Windows & Interoperability - eWeek



Microsoft Wants a Piece of the Ajax Action




Microsoft doesn't want to be left behind when it comes to the development code name du jour. The result? Microsoft "Atlas," an Ajax-based programming framework, is born.

After downplaying the importance of the emerging Ajax programming model, Microsoft Corp. has decided to jump with booth feet into the Ajax fray.

On Tuesday, Microsoft unveiled "Atlas," a Web client framework that is designed to support multiple DHTML controls with JavaScript code.

With Atlas, Microsoft is looking to simplify Ajax programming, Microsoft officials said.
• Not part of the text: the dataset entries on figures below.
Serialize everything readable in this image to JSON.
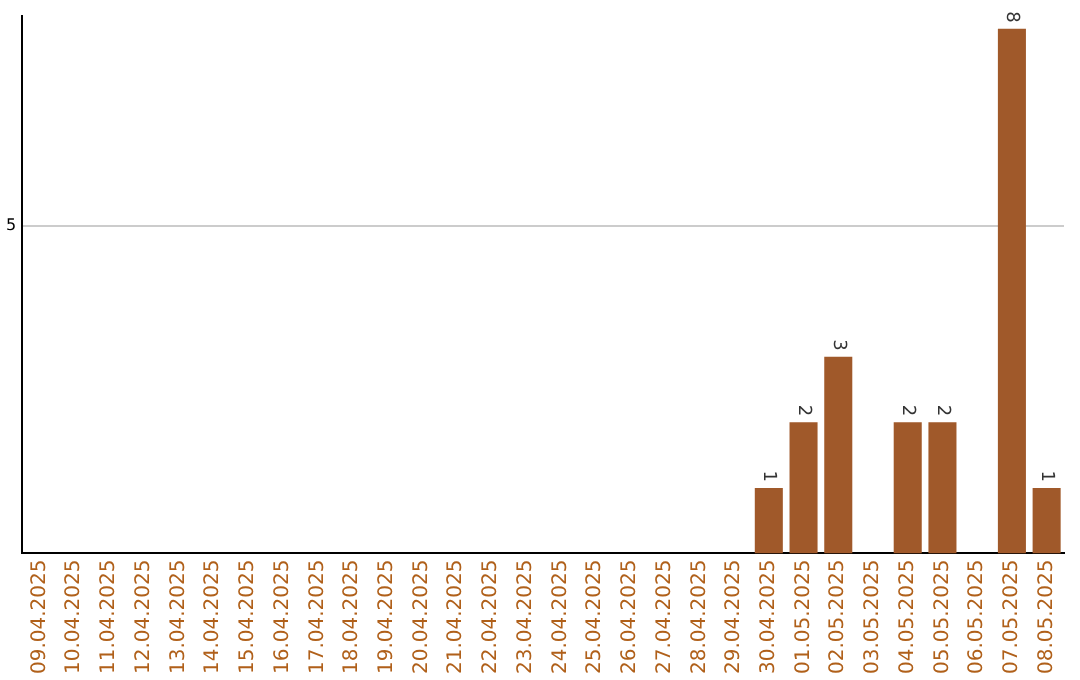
{
  "chart_data": {
    "type": "bar",
    "categories": [
      "09.04.2025",
      "10.04.2025",
      "11.04.2025",
      "12.04.2025",
      "13.04.2025",
      "14.04.2025",
      "15.04.2025",
      "16.04.2025",
      "17.04.2025",
      "18.04.2025",
      "19.04.2025",
      "20.04.2025",
      "21.04.2025",
      "22.04.2025",
      "23.04.2025",
      "24.04.2025",
      "25.04.2025",
      "26.04.2025",
      "27.04.2025",
      "28.04.2025",
      "29.04.2025",
      "30.04.2025",
      "01.05.2025",
      "02.05.2025",
      "03.05.2025",
      "04.05.2025",
      "05.05.2025",
      "06.05.2025",
      "07.05.2025",
      "08.05.2025"
    ],
    "values": [
      null,
      null,
      null,
      null,
      null,
      null,
      null,
      null,
      null,
      null,
      null,
      null,
      null,
      null,
      null,
      null,
      null,
      null,
      null,
      null,
      null,
      1,
      2,
      3,
      null,
      2,
      2,
      null,
      8,
      1
    ],
    "color": "#a0592a",
    "ylim": [
      0,
      8.2
    ],
    "yticks": [
      5
    ],
    "grid": "y",
    "data_labels": true,
    "legend": false
  }
}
Microsoft is seeking to "remedy the fact that you dont have to be a rocket scientist" to figure out how to develop for all facets of the Web, said Charles Fitzgerald, general manager of Microsofts platform strategy group.

Atlas "will let you manage server-side interactions and support full-blown Web services," Fitzgerald said.
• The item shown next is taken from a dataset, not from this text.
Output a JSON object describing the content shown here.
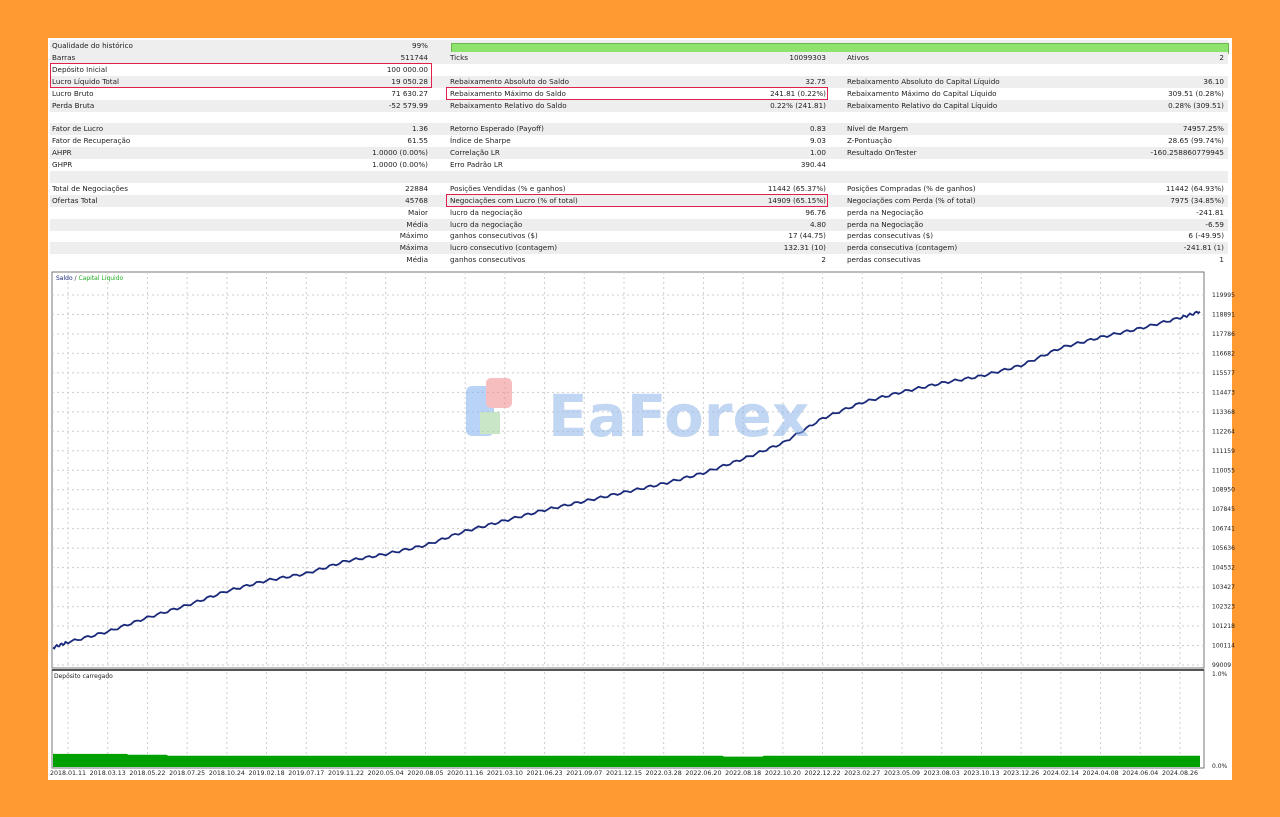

Ajax is the name of a programming model, which translates roughly to "asynchronous JavaScript and XML." Adaptive Path, a consultancy that does Web design work for companies large and small, is the firm that coined the Ajax moniker.

Adaptive Path points to Google Maps (the poster child for Ajax) and Google Suggest as examples of the kinds of applications that can and have been developed using Ajax principles and technologies. Ajax isnt meant to replace Flash, as some industry watchers have speculated. Instead, it can coexist with it, as another Ajax poster child, the online photo sharing app Flickr, demonstrates.

Ajax embraces a handful of disparate development technologies and techniques, including:

  • standards-based presentation using XHTML and Cascading Style Sheets (CSS);
  • dynamic display and interaction using the Document Object Model;
  • data interchange and manipulation using XML and XSLT;
  • asynchronous data retrieval using XMLHttpRequest;
  • and JavaScript binding everything together.

    Microsoft and some of its backers claim that Microsoft has been doing Ajax-style development for years and had never gotten the credit for it. They point to Outlook Web Access as an example of an Ajax-style application developed by the Redmond software maker.